Quel est le premier livre que vous vous souvenez avoir lu ?

Sans doute Tintin au Congo offert par mon grand-père et dont je me souviens encore de l’odeur (du bouquin, pas du grand-père).

Qu’apporte, selon vous, l’écriture à un auteur ?

Les rails de la vie sont souvent trop droites et prévisibles. Écrire est un bon moyen de les faire zigzaguer. J’écris à la première personne et, j’y tiens, au présent ce qui m’implique directement et en temps réel dans mes histoires. Mais j’aime bien avancer à tâtons, me faire porter afin de rester le spectateur des évènements qui se déroulent dans mes bouquins.

Vos lectures d’adolescence ont-elles eu un impact sur ce que vous écrivez aujourd’hui ?

Incontestablement, indubitablement mais indéfinissablement. Ainsi, il est certain que mon goût pour la narration au présent et à la première personne me vient de mes lectures addictives de San-Antonio de Frédéric Dard. Mon univers lorgne sur celui, actualisé, de Malet dans son ancrage banlieusard.

Vous écrivez essentiellement des polars qu’on qualifie de rigolos. Comment vous viennent les idées d’intrigues ?

Au fur et à mesure. 🙂

En fait elles ne me viennent pas. Je pars d’une situation, d’un début de dialogue et je laisse faire les personnages. Je ressemble à mes personnages et, notamment, à Cicéron. Je suis donc un opportuniste, faire un plan me fatiguerait plus que me passionnerait. J’aime bien que l’histoire m’échappe même si, arrivé au deux tiers du bouquin, ça me fait un peu flipper. Et, là, l’urgence donne du talent à mes bonshommes.

Comment se sont passés les premiers contacts avec votre éditeur ?

Très bien. Tout s’est fait très vite et comme je suis impatient de nature… Nos contacts sont essentiellement à distance mais la disponibilité et la communication sont sans faille. Par ailleurs le format des livres publiés par Palémon convient tout à fait à mes « ambitions ». Je n’aime pas l’ostentation et j’aime que mes lecteurs en aient pour leur argent. Je suis conscient et je revendique mon côté « roman de gare ».

Qui est Cicéron Angledroit ?

Beaucoup pensent que c’est mon alter-ego fantasmé… Ils n’ont pas forcément tort. Je lui donne la vie, il me donne des pouvoirs que je n’ai pas. Un détective de MA banlieue qui observe comme moi. Un instinctif du boulot qui laisse au temps qui passe la charge de résoudre ses enquêtes. Un mec très ordinaire, anti-héros, pas déglingué, convivial qui est très détaché. Ça lui confère une grande empathie et une absence militante de jugements moraux. Sans a priori il avance même si, lui-même, se refuse à toute discipline. Il a une moralité élastique et vit assez égoïstement, mais modestement, sa vie au sein d’un décor qui l’englobe et le protège.

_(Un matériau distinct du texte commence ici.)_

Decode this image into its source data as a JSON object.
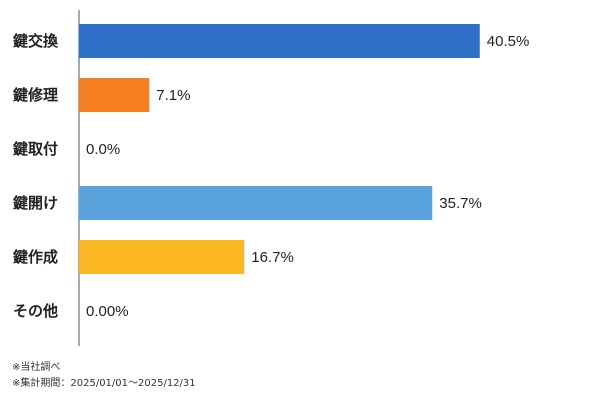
{
  "chart_data": {
    "type": "bar",
    "orientation": "horizontal",
    "categories": [
      "鍵交換",
      "鍵修理",
      "鍵取付",
      "鍵開け",
      "鍵作成",
      "その他"
    ],
    "values": [
      40.5,
      7.1,
      0.0,
      35.7,
      16.7,
      0.0
    ],
    "value_labels": [
      "40.5%",
      "7.1%",
      "0.0%",
      "35.7%",
      "16.7%",
      "0.00%"
    ],
    "colors": [
      "#2e6fc8",
      "#f47e20",
      "#f47e20",
      "#5ba3dd",
      "#fdb924",
      "#999999"
    ],
    "title": "",
    "xlabel": "",
    "ylabel": "",
    "xlim": [
      0,
      48
    ],
    "grid": false,
    "legend": "none"
  },
  "footnotes": {
    "source": "※当社調べ",
    "period": "※集計期間：2025/01/01～2025/12/31"
  }
}
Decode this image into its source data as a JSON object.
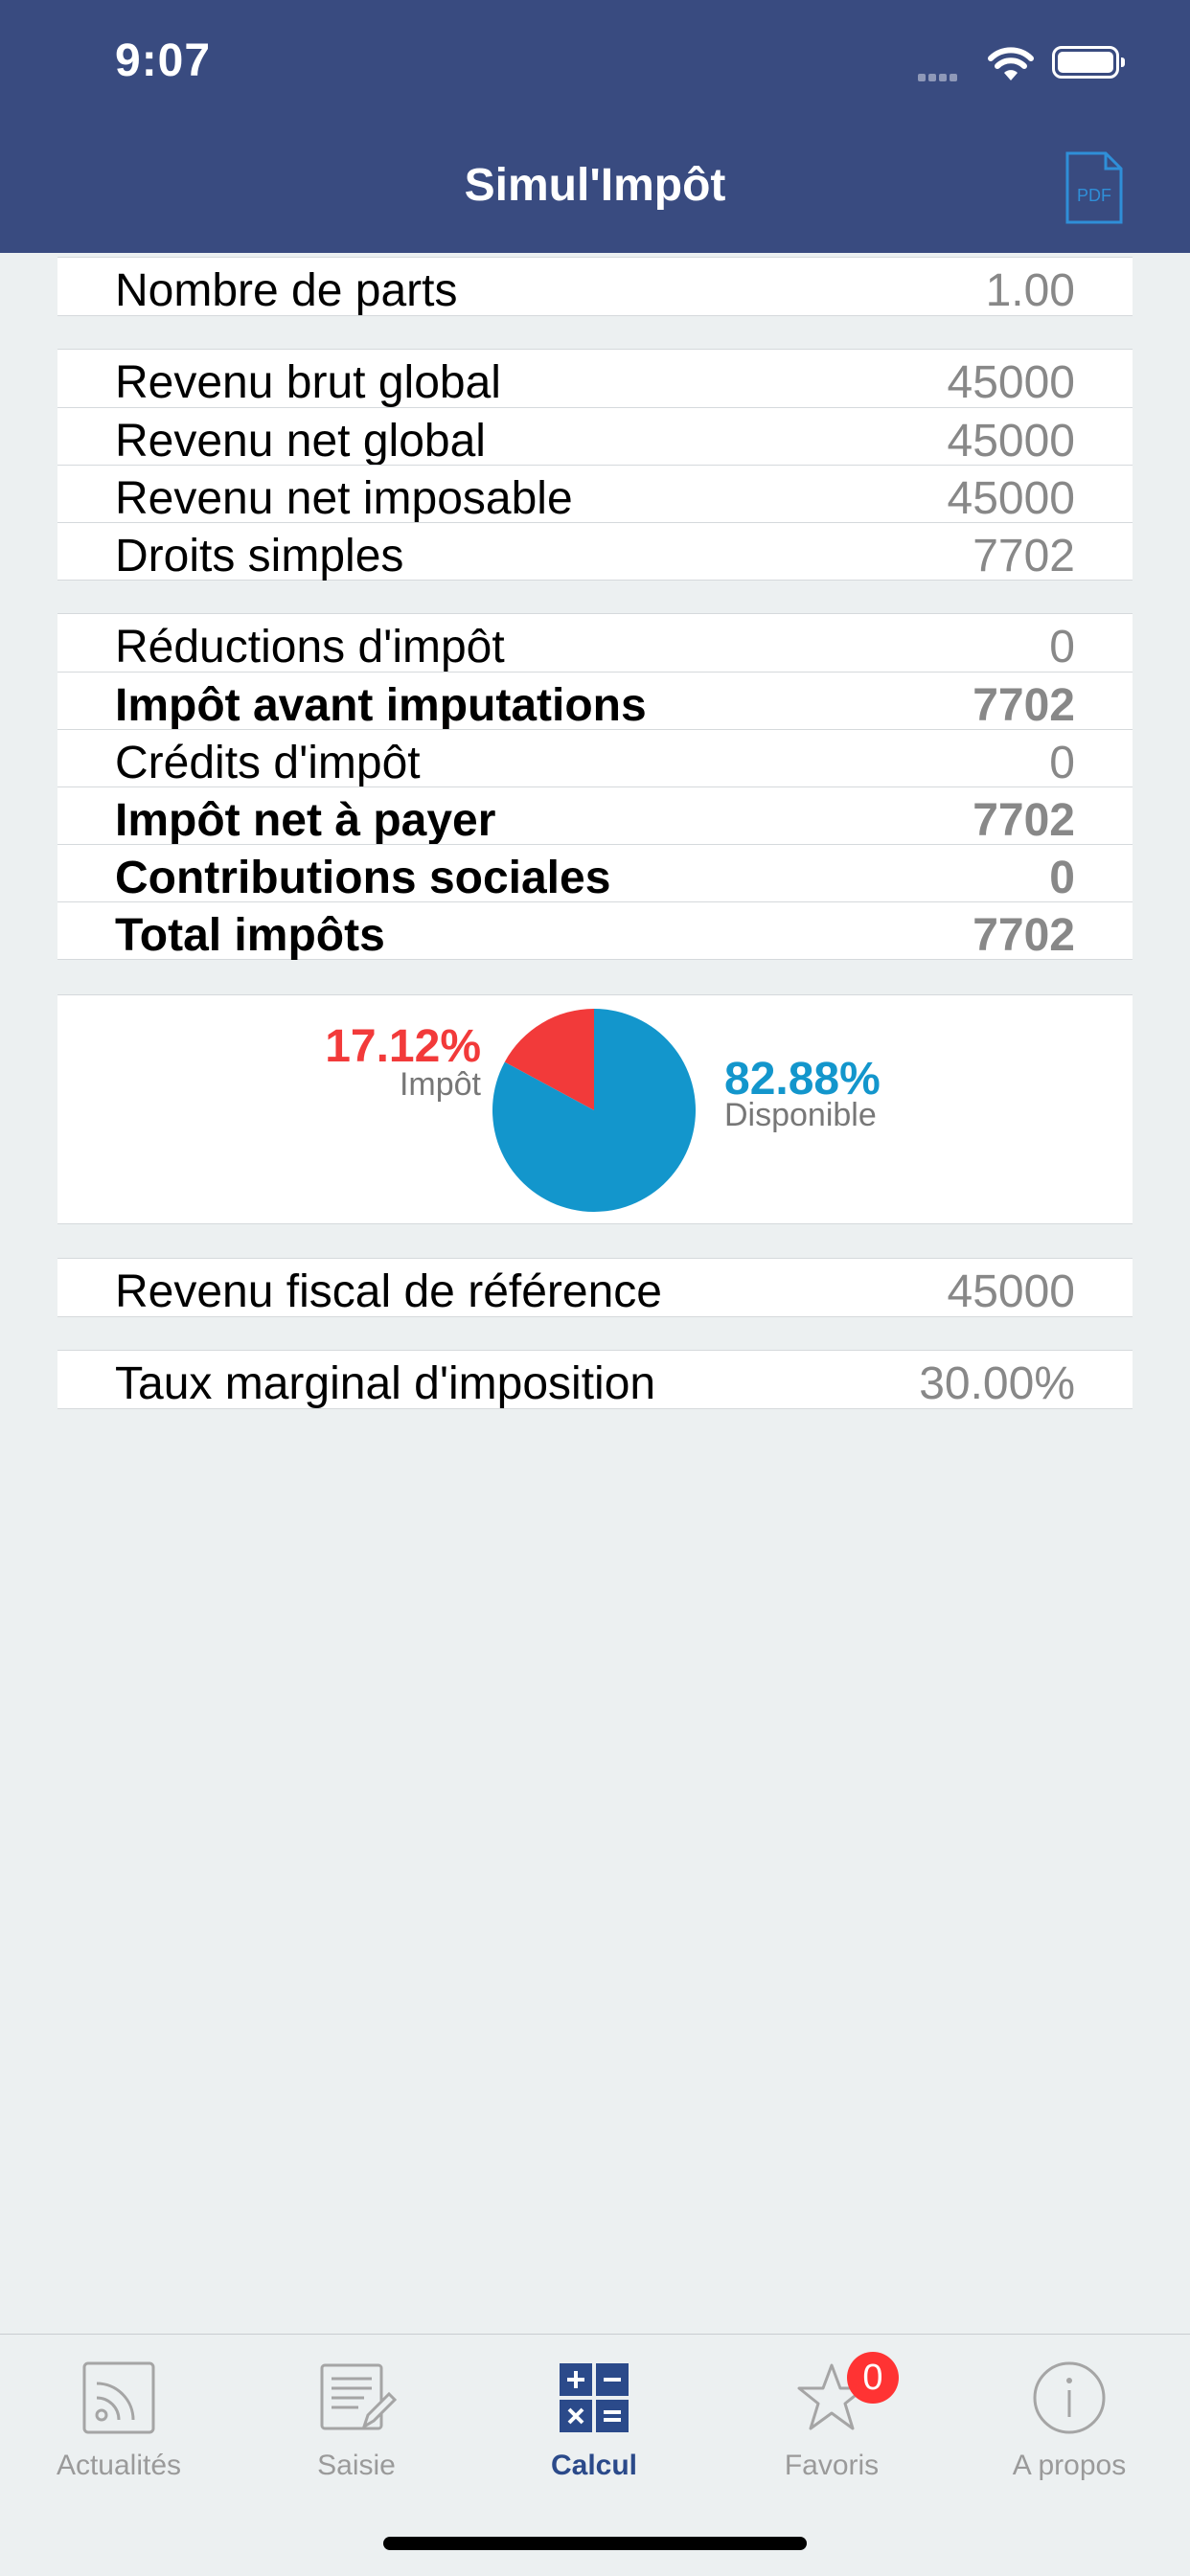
{
  "status_bar": {
    "time": "9:07"
  },
  "header": {
    "title": "Simul'Impôt",
    "pdf_label": "PDF"
  },
  "sections": [
    {
      "rows": [
        {
          "label": "Nombre de parts",
          "value": "1.00",
          "bold": false
        }
      ]
    },
    {
      "rows": [
        {
          "label": "Revenu brut global",
          "value": "45000",
          "bold": false
        },
        {
          "label": "Revenu net global",
          "value": "45000",
          "bold": false
        },
        {
          "label": "Revenu net imposable",
          "value": "45000",
          "bold": false
        },
        {
          "label": "Droits simples",
          "value": "7702",
          "bold": false
        }
      ]
    },
    {
      "rows": [
        {
          "label": "Réductions d'impôt",
          "value": "0",
          "bold": false
        },
        {
          "label": "Impôt avant imputations",
          "value": "7702",
          "bold": true
        },
        {
          "label": "Crédits d'impôt",
          "value": "0",
          "bold": false
        },
        {
          "label": "Impôt net à payer",
          "value": "7702",
          "bold": true
        },
        {
          "label": "Contributions sociales",
          "value": "0",
          "bold": true
        },
        {
          "label": "Total impôts",
          "value": "7702",
          "bold": true
        }
      ]
    }
  ],
  "chart_data": {
    "type": "pie",
    "slices": [
      {
        "label": "Impôt",
        "percent_text": "17.12%",
        "value": 17.12,
        "color": "#F23A3A"
      },
      {
        "label": "Disponible",
        "percent_text": "82.88%",
        "value": 82.88,
        "color": "#1396CC"
      }
    ]
  },
  "sections_after": [
    {
      "rows": [
        {
          "label": "Revenu fiscal de référence",
          "value": "45000",
          "bold": false
        }
      ]
    },
    {
      "rows": [
        {
          "label": "Taux marginal d'imposition",
          "value": "30.00%",
          "bold": false
        }
      ]
    }
  ],
  "tabbar": {
    "tabs": [
      {
        "label": "Actualités",
        "icon": "rss-icon",
        "active": false
      },
      {
        "label": "Saisie",
        "icon": "form-edit-icon",
        "active": false
      },
      {
        "label": "Calcul",
        "icon": "calculator-icon",
        "active": true
      },
      {
        "label": "Favoris",
        "icon": "star-icon",
        "active": false,
        "badge": "0"
      },
      {
        "label": "A propos",
        "icon": "info-icon",
        "active": false
      }
    ]
  },
  "colors": {
    "header": "#394B80",
    "accent": "#2B4A8A",
    "impot": "#F23A3A",
    "disponible": "#1396CC",
    "background": "#ECF0F1"
  }
}
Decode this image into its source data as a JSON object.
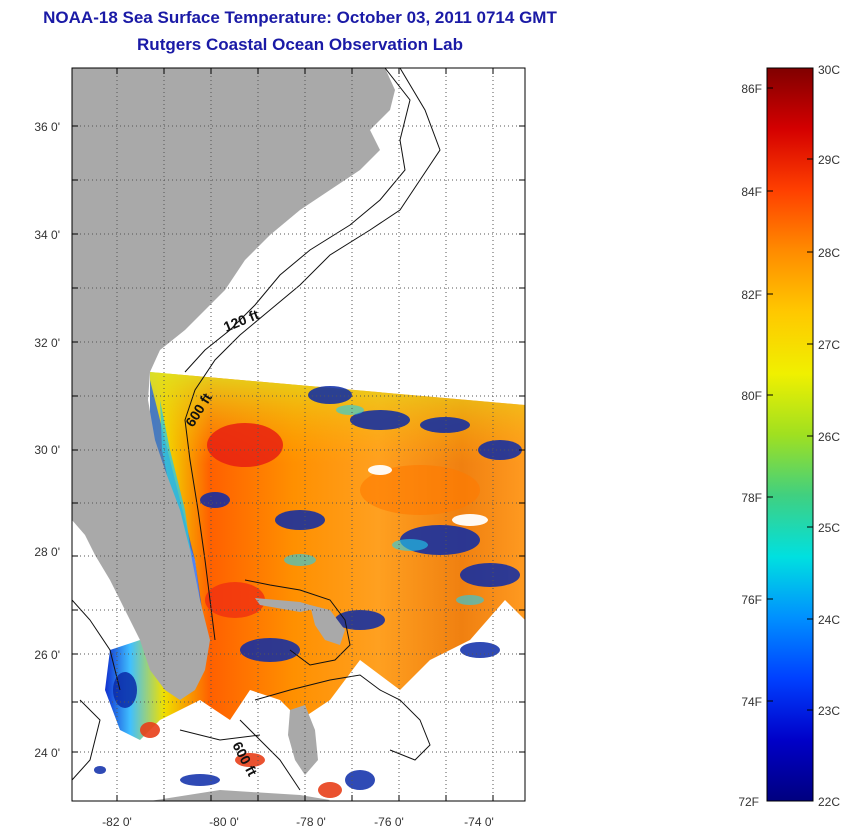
{
  "header": {
    "title": "NOAA-18 Sea Surface Temperature:  October 03, 2011 0714 GMT",
    "subtitle": "Rutgers Coastal Ocean Observation Lab"
  },
  "map": {
    "x_ticks": [
      "-82 0'",
      "-80 0'",
      "-78 0'",
      "-76 0'",
      "-74 0'"
    ],
    "y_ticks": [
      "36 0'",
      "34 0'",
      "32 0'",
      "30 0'",
      "28 0'",
      "26 0'",
      "24 0'"
    ],
    "contour_labels": [
      "120 ft",
      "600 ft",
      "600 ft"
    ],
    "colors": {
      "land": "#a9a9a9",
      "no_data": "#ffffff",
      "grid": "#555555"
    }
  },
  "colorbar": {
    "fahrenheit_labels": [
      "86F",
      "84F",
      "82F",
      "80F",
      "78F",
      "76F",
      "74F",
      "72F"
    ],
    "celsius_labels": [
      "30C",
      "29C",
      "28C",
      "27C",
      "26C",
      "25C",
      "24C",
      "23C",
      "22C"
    ],
    "stops": [
      "#800000",
      "#d40000",
      "#ff4000",
      "#ff8c00",
      "#ffc800",
      "#f0f000",
      "#a0e020",
      "#40d080",
      "#00e0e0",
      "#0090ff",
      "#0040ff",
      "#0000c8",
      "#00007f"
    ]
  }
}
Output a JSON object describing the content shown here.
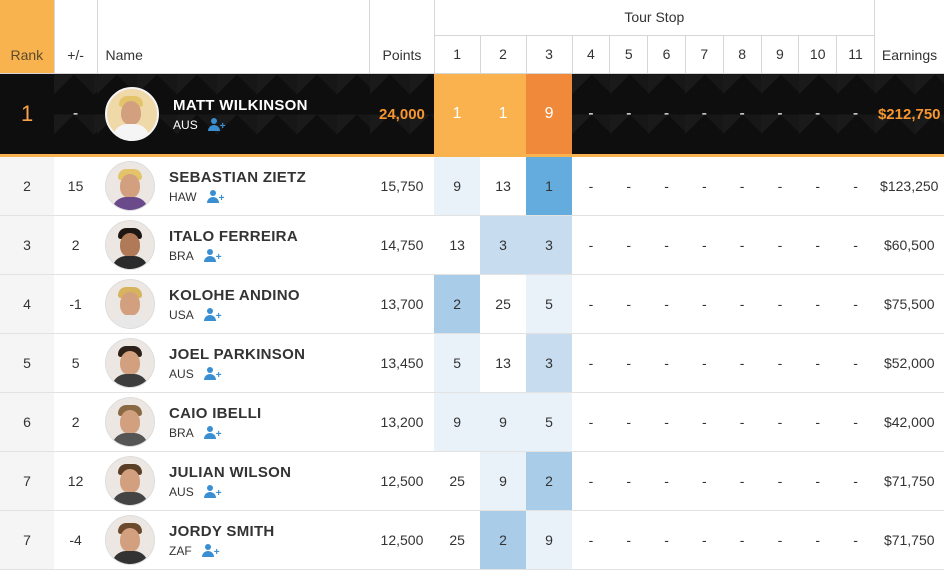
{
  "headers": {
    "rank": "Rank",
    "change": "+/-",
    "name": "Name",
    "points": "Points",
    "tour_stop": "Tour Stop",
    "stops": [
      "1",
      "2",
      "3",
      "4",
      "5",
      "6",
      "7",
      "8",
      "9",
      "10",
      "11"
    ],
    "earnings": "Earnings"
  },
  "leader": {
    "rank": "1",
    "change": "-",
    "name": "MATT WILKINSON",
    "country": "AUS",
    "points": "24,000",
    "stops": [
      "1",
      "1",
      "9",
      "-",
      "-",
      "-",
      "-",
      "-",
      "-",
      "-",
      "-"
    ],
    "earnings": "$212,750"
  },
  "rows": [
    {
      "rank": "2",
      "change": "15",
      "name": "SEBASTIAN ZIETZ",
      "country": "HAW",
      "points": "15,750",
      "stops": [
        "9",
        "13",
        "1",
        "-",
        "-",
        "-",
        "-",
        "-",
        "-",
        "-",
        "-"
      ],
      "earnings": "$123,250"
    },
    {
      "rank": "3",
      "change": "2",
      "name": "ITALO FERREIRA",
      "country": "BRA",
      "points": "14,750",
      "stops": [
        "13",
        "3",
        "3",
        "-",
        "-",
        "-",
        "-",
        "-",
        "-",
        "-",
        "-"
      ],
      "earnings": "$60,500"
    },
    {
      "rank": "4",
      "change": "-1",
      "name": "KOLOHE ANDINO",
      "country": "USA",
      "points": "13,700",
      "stops": [
        "2",
        "25",
        "5",
        "-",
        "-",
        "-",
        "-",
        "-",
        "-",
        "-",
        "-"
      ],
      "earnings": "$75,500"
    },
    {
      "rank": "5",
      "change": "5",
      "name": "JOEL PARKINSON",
      "country": "AUS",
      "points": "13,450",
      "stops": [
        "5",
        "13",
        "3",
        "-",
        "-",
        "-",
        "-",
        "-",
        "-",
        "-",
        "-"
      ],
      "earnings": "$52,000"
    },
    {
      "rank": "6",
      "change": "2",
      "name": "CAIO IBELLI",
      "country": "BRA",
      "points": "13,200",
      "stops": [
        "9",
        "9",
        "5",
        "-",
        "-",
        "-",
        "-",
        "-",
        "-",
        "-",
        "-"
      ],
      "earnings": "$42,000"
    },
    {
      "rank": "7",
      "change": "12",
      "name": "JULIAN WILSON",
      "country": "AUS",
      "points": "12,500",
      "stops": [
        "25",
        "9",
        "2",
        "-",
        "-",
        "-",
        "-",
        "-",
        "-",
        "-",
        "-"
      ],
      "earnings": "$71,750"
    },
    {
      "rank": "7",
      "change": "-4",
      "name": "JORDY SMITH",
      "country": "ZAF",
      "points": "12,500",
      "stops": [
        "25",
        "2",
        "9",
        "-",
        "-",
        "-",
        "-",
        "-",
        "-",
        "-",
        "-"
      ],
      "earnings": "$71,750"
    }
  ]
}
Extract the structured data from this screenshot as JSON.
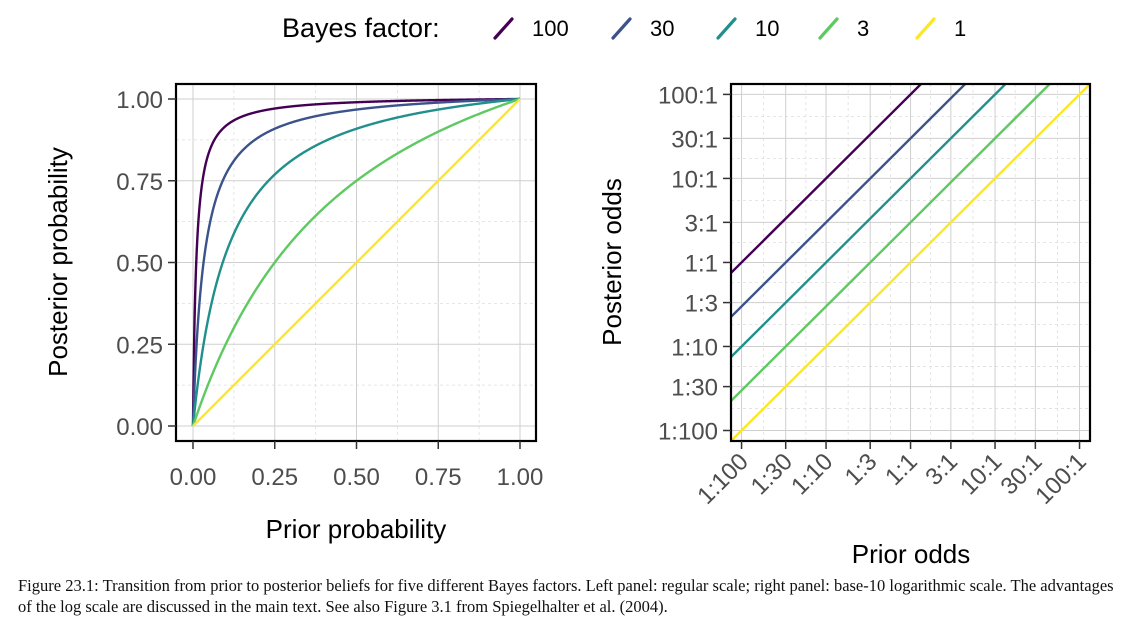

Vous sortez deux romans par an. Comment arrivez-vous à avoir un tel rythme ?

Sans me forcer. Je ne sais pas si écrire est un besoin ou une nécessité pour moi mais la présence de mes personnages m’aide beaucoup. Comme pour de vieux amis, je n’aime pas rester trop longtemps éloigné d’eux. Je n’ai pas de rituels, j’écris quand ça me vient et où ça me vient. Juste que, pour des raisons de « Word » j’écris toujours sur le même ordinateur que je trimballe un peu partout. Une autre version de traitement de texte que celle que j’utilise me paralyse.

La vie d’auteur est une drôle de vie. Avez-vous une anecdote amusante à nous raconter ?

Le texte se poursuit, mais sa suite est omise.